In acknowledgement of this difficulty, various approaches for more accurate detection and assessment of spiculate structures have been proposed. For example, U.S. Pat. No. 6,301,378 (Karssemeijer et al.) entitled “Method and Apparatus for Automated Detection of Masses in Digital Mammograms”, describes algorithmic methods for direct detection of spiculated mass structures, with or without a central mass, using gradient image data.
A tool considered for mammographic detection and classification is texture analysis. As is described, for example, in U.S. Patent Published Application No. 2004/0190763 (Giger et al.) entitled “Automated Method and System for Advanced Non-parametric Classification of Medical Images and Lesions”, texture analysis utilizes image gradient data to quantify patterns in mass shapes that are not easily discernable from surrounding tissue. In a paper entitled “Computerized Characterization of Masses on Mammograms: The Rubber Band Straightening Transform and Texture Analysis” by B. Sahiner, H. Chan, N. Petrick, M. Helvie, and M. Goodsitt in Medical Physics 25 (4), April, 1998, pp. 516-526, researchers describe algorithmic methods for texture assessment of a spiculated mass and its surrounding tissue. The Sahiner et al. paper describes a method for re-mapping pixels for tissue that borders a spiculated mass into a band having columns corresponding to normals extended from the mass and rows corresponding to distance from edges of the mass. As is described in more detail subsequently, the method given in the Sahiner et al. paper may provide some improvement in classification accuracy; however, this method has some drawbacks that constrain its effectiveness with some types of mass shapes.
In digital mammography, the standard metric for rating the performance of a diagnosis algorithm is termed the Receiver Operating Characteristic, abbreviated ROC. For a test set of proven diagnoses, an ROC curve plots the proportion of true positive detections against false positive detections. The graph of
To date, digital mammography has provided a useful tool for assisting the radiologist in early detection and classification of malignancies and can help to improve the overall accuracy of diagnosis based on mammographic images. However, there is room for improvement. Further accuracy, as measured using area Az, can mean earlier detection for some patients and eliminate the need for unnecessary biopsies for others. Thus, there is a need for improved image mass detection and classification techniques, particularly those for assessment of spiculated masses.
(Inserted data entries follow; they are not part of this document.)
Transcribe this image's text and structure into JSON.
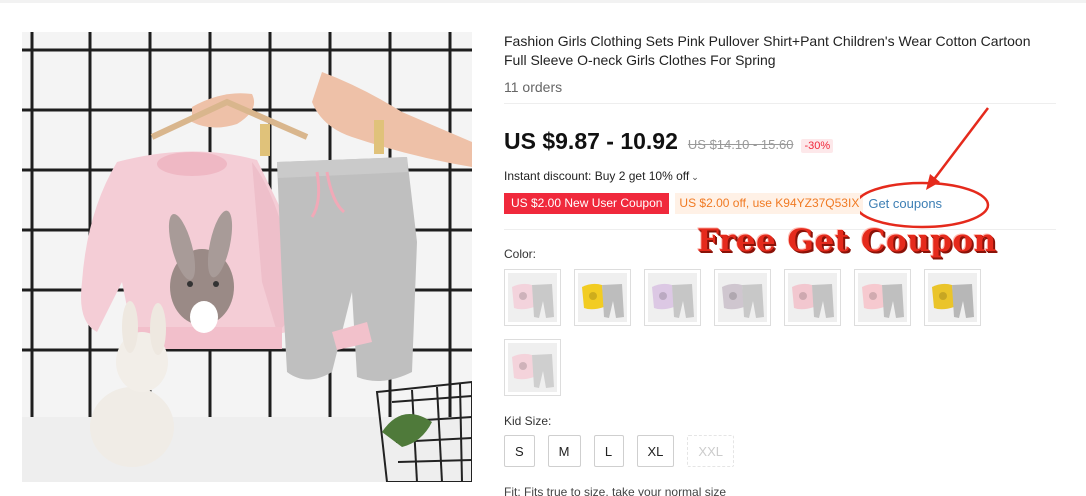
{
  "product": {
    "title": "Fashion Girls Clothing Sets Pink Pullover Shirt+Pant Children's Wear Cotton Cartoon Full Sleeve O-neck Girls Clothes For Spring",
    "orders": "11 orders"
  },
  "price": {
    "current": "US $9.87 - 10.92",
    "original": "US $14.10 - 15.60",
    "discount": "-30%"
  },
  "instant_discount": {
    "text": "Instant discount: Buy 2 get 10% off",
    "caret": "⌄"
  },
  "coupons": {
    "new_user": "US $2.00 New User Coupon",
    "code_offer": "US $2.00 off, use K94YZ37Q53IX",
    "get_coupons": "Get coupons"
  },
  "color": {
    "label": "Color:",
    "options": [
      {
        "name": "pink-rabbit",
        "top": "#f3d3dc",
        "pant": "#c9c9c9"
      },
      {
        "name": "yellow-cat",
        "top": "#f2cc22",
        "pant": "#bdbdbd"
      },
      {
        "name": "purple-rabbit",
        "top": "#dcc8e4",
        "pant": "#c6c6c6"
      },
      {
        "name": "gray",
        "top": "#cfc6cf",
        "pant": "#c8c8c8"
      },
      {
        "name": "pink-plain",
        "top": "#f2c7cf",
        "pant": "#c3c3c3"
      },
      {
        "name": "pink-bear",
        "top": "#f6c9cf",
        "pant": "#bfbfbf"
      },
      {
        "name": "yellow-bear",
        "top": "#eac42a",
        "pant": "#b7b7b7"
      },
      {
        "name": "pink-rabbit-2",
        "top": "#f4d3db",
        "pant": "#cfcfcf"
      }
    ]
  },
  "size": {
    "label": "Kid Size:",
    "options": [
      "S",
      "M",
      "L",
      "XL",
      "XXL"
    ]
  },
  "fit": "Fit: Fits true to size, take your normal size",
  "annotation": {
    "text": "Free Get Coupon",
    "color": "#e52a1c"
  }
}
SUMMARY OF THE INVENTIONAccording to one aspect of the present invention, there is provided a method of characterizing a mass within a digital mammogram comprising: a) identifying a region of interest that includes the mass and at least a portion of surrounding tissue; b) segmenting the mass to identify a border outline; c) forming a rectangular image wherein each column of the image is formed by repeating the following for each of a set of ray angles: along a vector at that ray angle, wherein the vector extends from a central point of the segmented mass and intersects the border outline at an intersection point: (i) identifying a starting pixel along the vector, wherein the starting pixel lies between the intersection point and the central point and wherein the starting pixel lies a first distance before the intersection point, (ii) identifying an ending pixel along the vector, wherein the ending pixel lies a second distance beyond the intersection point, (iii) remapping pixels along the vector, from the starting pixel to the ending pixel, as the respective column in the rectangular image; and d) extracting texture features from the rectangular image formed thereby.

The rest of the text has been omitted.